Begeleidingsvraagstukken Groep

Omgang met weerstand

Casus

Bennie begeleidt sinds het begin van het studiejaar een tweedejaarsleerteam. Het gaat niet elke keer even soepel. Sommige bijeenkomsten lopen lekker. Dan is de student-voorzitter goed bezig en doen alle deelnemers actief mee. Tot er weer een bijeenkomst is waarbij twee studenten de kont tegen de krib gooien. Bennie merkt op dat dit gebeurt op het moment dat hij een voorstel doet. Suzanne begint te zuchten en gaat wat zitten droedelen, terwijl Sven tegen hem uitvalt. Elke keer schrik Bennie van deze weerstand. Hoe kan hij hiermee omgaan?

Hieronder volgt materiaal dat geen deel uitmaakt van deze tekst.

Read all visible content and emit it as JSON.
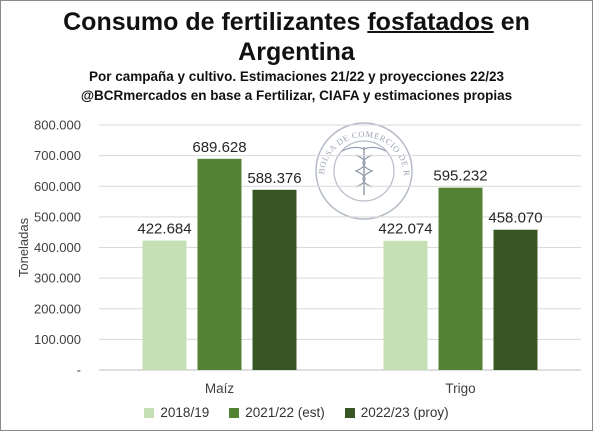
{
  "title": {
    "line1_pre": "Consumo de fertilizantes ",
    "line1_underlined": "fosfatados",
    "line1_post": " en",
    "line2": "Argentina"
  },
  "subtitle_lines": [
    "Por campaña y cultivo. Estimaciones 21/22 y proyecciones 22/23",
    "@BCRmercados en base a Fertilizar, CIAFA y estimaciones propias"
  ],
  "watermark": {
    "text": "BOLSA DE COMERCIO DE ROSARIO",
    "icon": "caduceus-seal-icon"
  },
  "chart_data": {
    "type": "bar",
    "categories": [
      "Maíz",
      "Trigo"
    ],
    "series": [
      {
        "name": "2018/19",
        "color": "#c5e0b4",
        "values": [
          422684,
          422074
        ],
        "labels": [
          "422.684",
          "422.074"
        ]
      },
      {
        "name": "2021/22 (est)",
        "color": "#548235",
        "values": [
          689628,
          595232
        ],
        "labels": [
          "689.628",
          "595.232"
        ]
      },
      {
        "name": "2022/23 (proy)",
        "color": "#375623",
        "values": [
          588376,
          458070
        ],
        "labels": [
          "588.376",
          "458.070"
        ]
      }
    ],
    "ylabel": "Toneladas",
    "ylim": [
      0,
      800000
    ],
    "yticks": [
      0,
      100000,
      200000,
      300000,
      400000,
      500000,
      600000,
      700000,
      800000
    ],
    "ytick_labels": [
      "-",
      "100.000",
      "200.000",
      "300.000",
      "400.000",
      "500.000",
      "600.000",
      "700.000",
      "800.000"
    ],
    "grid": true,
    "legend_position": "bottom"
  }
}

Wat verstaan we onder weerstand?

Weerstand is een reactie op een situatie en vaak een verandering die we lastig vinden. We onderscheiden directe weerstand en indirecte weerstand.

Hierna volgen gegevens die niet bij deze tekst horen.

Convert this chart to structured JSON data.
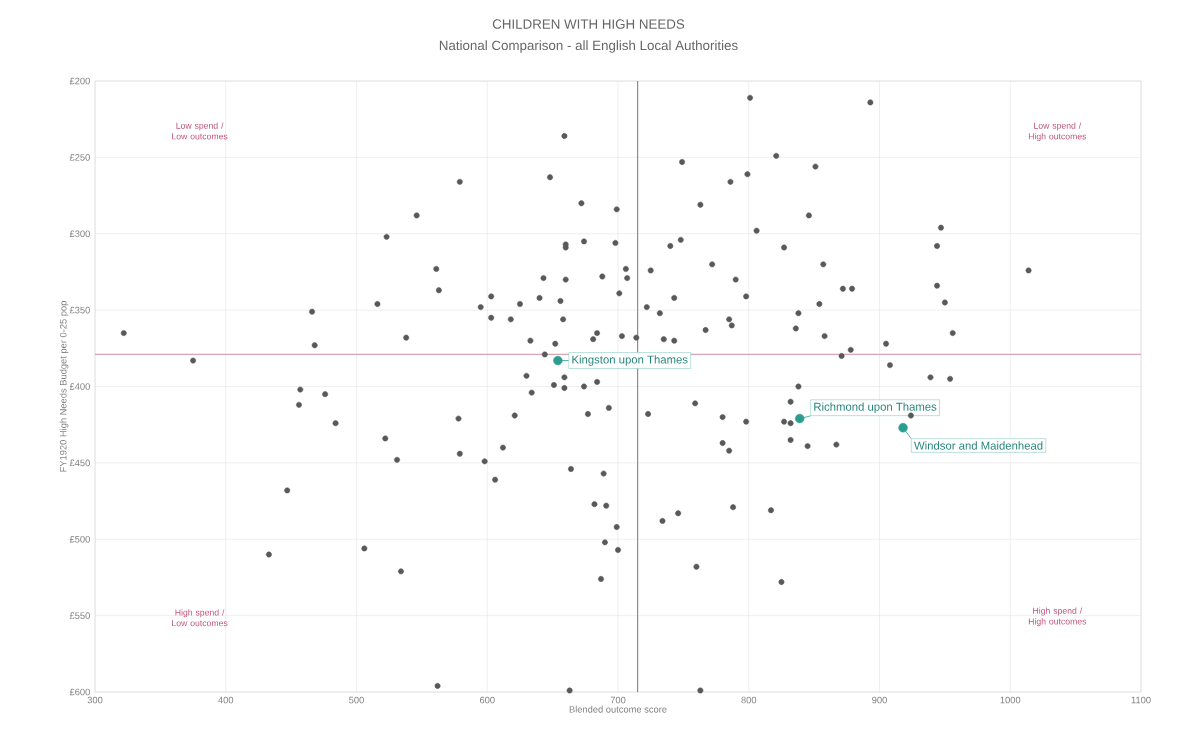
{
  "chart_data": {
    "type": "scatter",
    "title": "CHILDREN WITH HIGH NEEDS",
    "subtitle": "National Comparison - all English Local Authorities",
    "xlabel": "Blended outcome score",
    "ylabel": "FY1920 High Needs Budget per 0-25 pop",
    "xlim": [
      300,
      1100
    ],
    "xticks": [
      300,
      400,
      500,
      600,
      700,
      800,
      900,
      1000,
      1100
    ],
    "ylim": [
      600,
      200
    ],
    "yticks": [
      {
        "value": 200,
        "label": "£200"
      },
      {
        "value": 250,
        "label": "£250"
      },
      {
        "value": 300,
        "label": "£300"
      },
      {
        "value": 350,
        "label": "£350"
      },
      {
        "value": 400,
        "label": "£400"
      },
      {
        "value": 450,
        "label": "£450"
      },
      {
        "value": 500,
        "label": "£500"
      },
      {
        "value": 550,
        "label": "£550"
      },
      {
        "value": 600,
        "label": "£600"
      }
    ],
    "grid": true,
    "marker": "circle",
    "series": [
      {
        "color": "#595959",
        "x": [
          546,
          523,
          561,
          563,
          516,
          466,
          322,
          538,
          468,
          375,
          579,
          659,
          801,
          821,
          851,
          749,
          799,
          786,
          648,
          672,
          699,
          763,
          846,
          806,
          827,
          660,
          660,
          674,
          698,
          740,
          748,
          857,
          772,
          706,
          707,
          725,
          688,
          643,
          660,
          790,
          701,
          603,
          640,
          656,
          743,
          798,
          854,
          595,
          625,
          722,
          732,
          838,
          603,
          618,
          658,
          785,
          787,
          767,
          836,
          684,
          681,
          703,
          714,
          735,
          743,
          633,
          652,
          644,
          630,
          659,
          651,
          659,
          674,
          684,
          838,
          893,
          947,
          944,
          1014,
          872,
          879,
          944,
          950,
          858,
          956,
          871,
          878,
          905,
          908,
          939,
          954,
          457,
          476,
          456,
          484,
          522,
          531,
          578,
          579,
          598,
          606,
          612,
          621,
          634,
          677,
          693,
          664,
          689,
          682,
          691,
          699,
          690,
          700,
          687,
          447,
          433,
          506,
          534,
          562,
          663,
          759,
          723,
          780,
          798,
          832,
          827,
          832,
          924,
          780,
          785,
          832,
          845,
          867,
          746,
          734,
          788,
          817,
          760,
          825,
          763
        ],
        "values": [
          288,
          302,
          323,
          337,
          346,
          351,
          365,
          368,
          373,
          383,
          266,
          236,
          211,
          249,
          256,
          253,
          261,
          266,
          263,
          280,
          284,
          281,
          288,
          298,
          309,
          307,
          309,
          305,
          306,
          308,
          304,
          320,
          320,
          323,
          329,
          324,
          328,
          329,
          330,
          330,
          339,
          341,
          342,
          344,
          342,
          341,
          346,
          348,
          346,
          348,
          352,
          352,
          355,
          356,
          356,
          356,
          360,
          363,
          362,
          365,
          369,
          367,
          368,
          369,
          370,
          370,
          372,
          379,
          393,
          394,
          399,
          401,
          400,
          397,
          400,
          214,
          296,
          308,
          324,
          336,
          336,
          334,
          345,
          367,
          365,
          380,
          376,
          372,
          386,
          394,
          395,
          402,
          405,
          412,
          424,
          434,
          448,
          421,
          444,
          449,
          461,
          440,
          419,
          404,
          418,
          414,
          454,
          457,
          477,
          478,
          492,
          502,
          507,
          526,
          468,
          510,
          506,
          521,
          596,
          599,
          411,
          418,
          420,
          423,
          410,
          423,
          424,
          419,
          437,
          442,
          435,
          439,
          438,
          483,
          488,
          479,
          481,
          518,
          528,
          599
        ]
      },
      {
        "color": "#2a9d8f",
        "x": [
          654,
          839,
          918
        ],
        "values": [
          383,
          421,
          427
        ]
      }
    ],
    "ref_lines": [
      {
        "axis": "x",
        "value": 715,
        "color": "#8c8c8c"
      },
      {
        "axis": "y",
        "value": 379,
        "color": "#d9a3b8"
      }
    ],
    "annotations": [
      {
        "text": "Kingston upon Thames",
        "x": 654,
        "y": 383
      },
      {
        "text": "Richmond upon Thames",
        "x": 839,
        "y": 421
      },
      {
        "text": "Windsor and Maidenhead",
        "x": 918,
        "y": 427
      },
      "Low spend / Low outcomes",
      "Low spend / High outcomes",
      "High spend / Low outcomes",
      "High spend / High outcomes"
    ]
  }
}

Directe weerstand is helder: het is een open vorm waarbij de ander direct vertelt waar hij niet mee eens is en waarom.

Indirecte weerstand laat zich niet altijd meteen herkennen als weerstand. Mensen vertonen ‘vluchtgedrag’ of ‘vechtgedrag’.

Suzanne vertoont vluchtgedrag waarbij ze dichtklapt, of Bennie gaat negeren. Vluchtgedrag kan zich ook uiten in ontkennen, in ‘ja’ zeggen en ‘nee’ bedoelen, of een ander onderwerp aan te snijden.

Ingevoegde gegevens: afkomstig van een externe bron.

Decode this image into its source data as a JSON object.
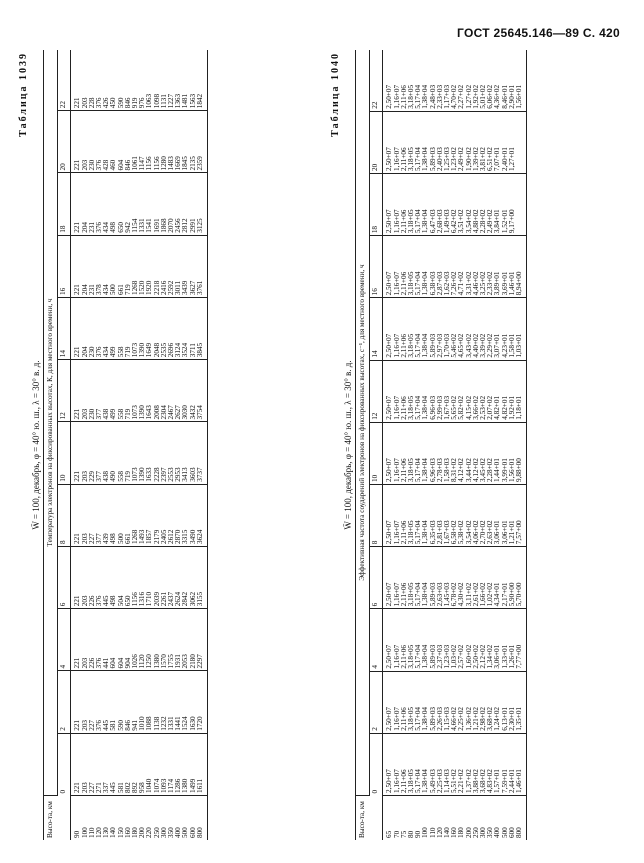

Sven laat een andere vorm van indirecte weerstand zien. Hij gaat direct in de aanval en vertoont dus vechtgedrag. Aanvallen kan ook op verschillende manieren door te kleineren, te beledigen of te beschuldigen.

Hoe kun je als begeleider omgaan met weerstand?

DO’S:

Je waarneming benoemen

Begin met het benoemen wat je waarneemt: ‘Ik zie, ik hoor, ik voel dat je…’. Vervolgens vraag je door op je waarneming. Klopt dat? Vertel me erover. Hoe komt dat zo? Kan je daar een voorbeeld van geven? Wat bedoel je precies? Kan je daar iets over vertellen?

Weerstand erkennen

Erken het gevoel van de ander. Laat weten dat je de weerstand begrijpt. Dat maakt dat die persoon zich gehoord voelt. Dat neemt een deel van de weerstand vaak al weg.

Oprechte interesse tonen

Dit werkt alleen vanuit oprechte interesse in de ander en hem/haar écht zien. Je hebt een open luisterhouding en geeft de ander de tijd om antwoord te geven. Probeer de stiltes na een vraag niet op te vullen. Dit geeft ruimte aan de ander om rustig na te denken.

Omgaan met gevoelens

Omgaan met weerstand is ook omgaan met de achterliggende gevoelens. De weerstand komt ergens vandaan, en is meestal niet gericht op de persoon of op de inhoud. Iemand is misschien angstig voor verandering, of onzeker over de gevolgen. Studenten die iets nieuws moeten leren, kunnen weerstand voelen omdat ze ‘iets’ moeten loslaten en nog niet weten wat er voor in de plaats komt.

Meebewegen en kantelen

Je kunt proberen ‘mee te bewegen en kantelen’. Geef de ander gelijk in zijn/haar bezwaren. Hiermee wordt de weerstand uitvergroot. Dit is vaak ook niet de bedoeling, waardoor de student wat gaat toegeven. Dit kan de situatie wat luchtiger maken.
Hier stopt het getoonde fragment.